Reservation Dogs – I giovani salveranno il mondo?

Quando si parla di nativi americani, specie per noi europei che perlopiù non abbiamo mai avuto modo di conoscerne direttamente, l’immagine che salta alla mente si rivela spesso e volentieri datata ed esotica, legata all’immaginario hollywoodiano e all’idea del capo o del guerriero in lotta con i visi pallidi. Le tre stagioni di Reservation Dogs, serie prodotta da Taika Waititi (premio Oscar nel 2020 per JoJo Rabbit) e Sterlin Harjo, si prendono l’incarico di raccontarci i nativi di oggi.

La serie, la prima con un cast e una squadra di produzione interamente indigene, è ambientata in Oklahoma nella cittadina immaginaria di Okern, situata nella riserva indiana Muskogee. Qui, incontriamo i Reservation Dogs, quattro amici (Elora, Bear, Cheese e Willie Jack) che passano il loro tempo combattendo la noia e l’alienazione della provincia profonda americana commettendo piccoli crimini, contrapponendosi in una piccola e surreale “guerra” tra bande con l’altra “gang” giovanile del paese, sognando la California e cercando di riprendersi emotivamente dalla tragica scomparsa del loro amico Daniel.

Okern è un agglomerato di case malandate che offre allo spettatore un altrettanto malandato e scalcagnato aggregato umano fatto di assai poco convincenti poliziotti tribali, madri single esplosive, squinternati sciamani, rapper dalle dubbie qualità artistiche, operai edili con una passione per l’erba e la lentezza, ricettatori eruditi e tante altre strampalate figure. A ognuna di esse, i narratori riservano uno sguardo complice e compassionevole di fronte ai tanti guai dovuti a vite difficili ed emarginate.

Con un titolo che omaggia uno dei capolavori di Tarantino, Reservoir Dogs (da noi conosciuto come Le iene), di cui Bear ha infatti un poster nella sua camera, e dialoghi surreali alla fratelli Coen nel Grande Lebowski, la riuscita è assicurata.

Non c’è traccia, nella serie, di alcun vittimismo relativo a quello che è stato un vero e proprio genocidio perpetrato dai colonizzatori bianchi nei confronti delle numerose tribù indigene che popolavano quelle terre. Anche se si affrontano temi a volte molto pesanti come quello dei collegi indiani dove, sia in Canada che negli Stati Uniti, venivano portati bambini indiani sottratti alle loro famiglie nel tentativo di cancellare definitivamente la loro identità tra violenze e soprusi indicibili, il tutto viene fatto con grazia, leggerezza e la capacità di non perdere il sorriso: “Non possono impedirti di sorridere” sarà proprio uno dei mantra che emergerà dalla serie.

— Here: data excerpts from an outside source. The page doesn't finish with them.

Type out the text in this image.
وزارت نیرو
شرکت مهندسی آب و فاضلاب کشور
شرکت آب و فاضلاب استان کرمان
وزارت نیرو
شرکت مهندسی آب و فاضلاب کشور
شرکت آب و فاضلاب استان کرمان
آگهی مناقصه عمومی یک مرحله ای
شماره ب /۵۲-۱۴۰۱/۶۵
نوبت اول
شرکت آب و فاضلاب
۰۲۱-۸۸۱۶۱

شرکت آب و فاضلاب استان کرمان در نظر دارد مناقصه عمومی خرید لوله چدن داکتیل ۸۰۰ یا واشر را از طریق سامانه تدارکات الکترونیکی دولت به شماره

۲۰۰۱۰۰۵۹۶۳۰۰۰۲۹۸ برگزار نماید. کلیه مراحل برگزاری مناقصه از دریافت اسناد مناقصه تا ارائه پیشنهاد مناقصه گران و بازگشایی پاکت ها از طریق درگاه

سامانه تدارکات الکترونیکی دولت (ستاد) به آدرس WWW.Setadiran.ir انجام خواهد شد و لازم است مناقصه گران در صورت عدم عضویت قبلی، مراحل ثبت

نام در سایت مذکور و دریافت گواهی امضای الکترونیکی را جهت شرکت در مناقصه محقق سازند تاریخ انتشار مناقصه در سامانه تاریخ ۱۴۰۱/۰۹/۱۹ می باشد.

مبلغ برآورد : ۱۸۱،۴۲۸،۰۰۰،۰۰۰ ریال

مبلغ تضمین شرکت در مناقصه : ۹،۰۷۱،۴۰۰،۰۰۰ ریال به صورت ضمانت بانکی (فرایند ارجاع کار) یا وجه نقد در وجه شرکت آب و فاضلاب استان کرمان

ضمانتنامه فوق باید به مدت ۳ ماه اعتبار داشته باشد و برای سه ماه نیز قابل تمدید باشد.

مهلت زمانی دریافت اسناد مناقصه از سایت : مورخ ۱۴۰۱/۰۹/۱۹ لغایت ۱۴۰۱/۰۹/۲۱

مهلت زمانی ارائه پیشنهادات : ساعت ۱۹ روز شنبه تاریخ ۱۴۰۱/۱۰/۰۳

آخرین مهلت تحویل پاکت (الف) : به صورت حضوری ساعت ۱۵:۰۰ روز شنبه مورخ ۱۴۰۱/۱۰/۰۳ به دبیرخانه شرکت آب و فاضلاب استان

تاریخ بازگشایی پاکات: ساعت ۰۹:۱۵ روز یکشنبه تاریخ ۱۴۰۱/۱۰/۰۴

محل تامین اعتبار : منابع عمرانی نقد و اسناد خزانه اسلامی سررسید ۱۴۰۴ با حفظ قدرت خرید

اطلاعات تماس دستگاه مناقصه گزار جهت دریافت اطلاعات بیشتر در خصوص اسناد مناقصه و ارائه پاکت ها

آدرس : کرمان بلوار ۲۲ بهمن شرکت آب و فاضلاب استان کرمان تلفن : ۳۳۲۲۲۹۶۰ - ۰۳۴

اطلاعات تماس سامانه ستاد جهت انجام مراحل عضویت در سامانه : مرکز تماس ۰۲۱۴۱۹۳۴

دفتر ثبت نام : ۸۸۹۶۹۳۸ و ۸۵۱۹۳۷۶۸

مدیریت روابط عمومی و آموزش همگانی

Il primo merito di Reservation Dogs è il tentativo, a nostro avviso riuscito, di far emergere la convivenza, all’interno delle comunità native contemporanee, di un’antichissima tradizione spirituale e il mondo di oggi, con le sue difficoltà e il diffuso malessere sociale. Da qui l’idea di far comparire all’interno della narrazione alcuni spiriti guida anche altamente improbabili, che suggeriscono tra l’altro quanto le religioni di questi popoli fossero più legate alla vita con tutte le sue imperfezioni e quindi più compassionevoli con gli esseri umani, a patto che mantenessero il rispetto per quello che li circondava.

I quattro giovani protagonisti, con le loro spesso improbabili imprese, sono il vero e proprio motore che permette di rimettere in contatto tre generazioni di nativi di Okern: quelli che erano giovani negli anni Settanta, i quaranta-cinquantenni (i più disastrati dal punto di vista esistenziale, a dire il vero) e la generazione Z di cui Elora, Bera, Cheese e Willie Jack fanno parte. Il tutto in un sottile ma continuo ribadire di quanto importante sia il senso di comunità come scialuppa di salvataggio di fronte alle burrasche che sconvolgono le esistenze dei singoli individui. Tutte e tre le generazioni di protagonisti sono unite dal fatto di aver dovuto fare i conti con un forte trauma, come a dire che questo è inevitabile quando si discende da un popolo che ha subito, e continua a subire, grandi ingiustizie. Le prime due si sono perse andando in frantumi e dividendosi. La terza, ai nostri occhi quella che rappresenta la vera speranza per il futuro, dopo aver rischiato di esplodere riesce a ritrovarsi. Nella terza stagione, sicuramente la migliore, pare addirittura riuscire a rimettere, con qualche toppa, le cose al loro posto. Ci piace pensare che questo sia uno dei messaggi che la serie voleva inviare e che è valido dentro quanto fuori dalla riserva.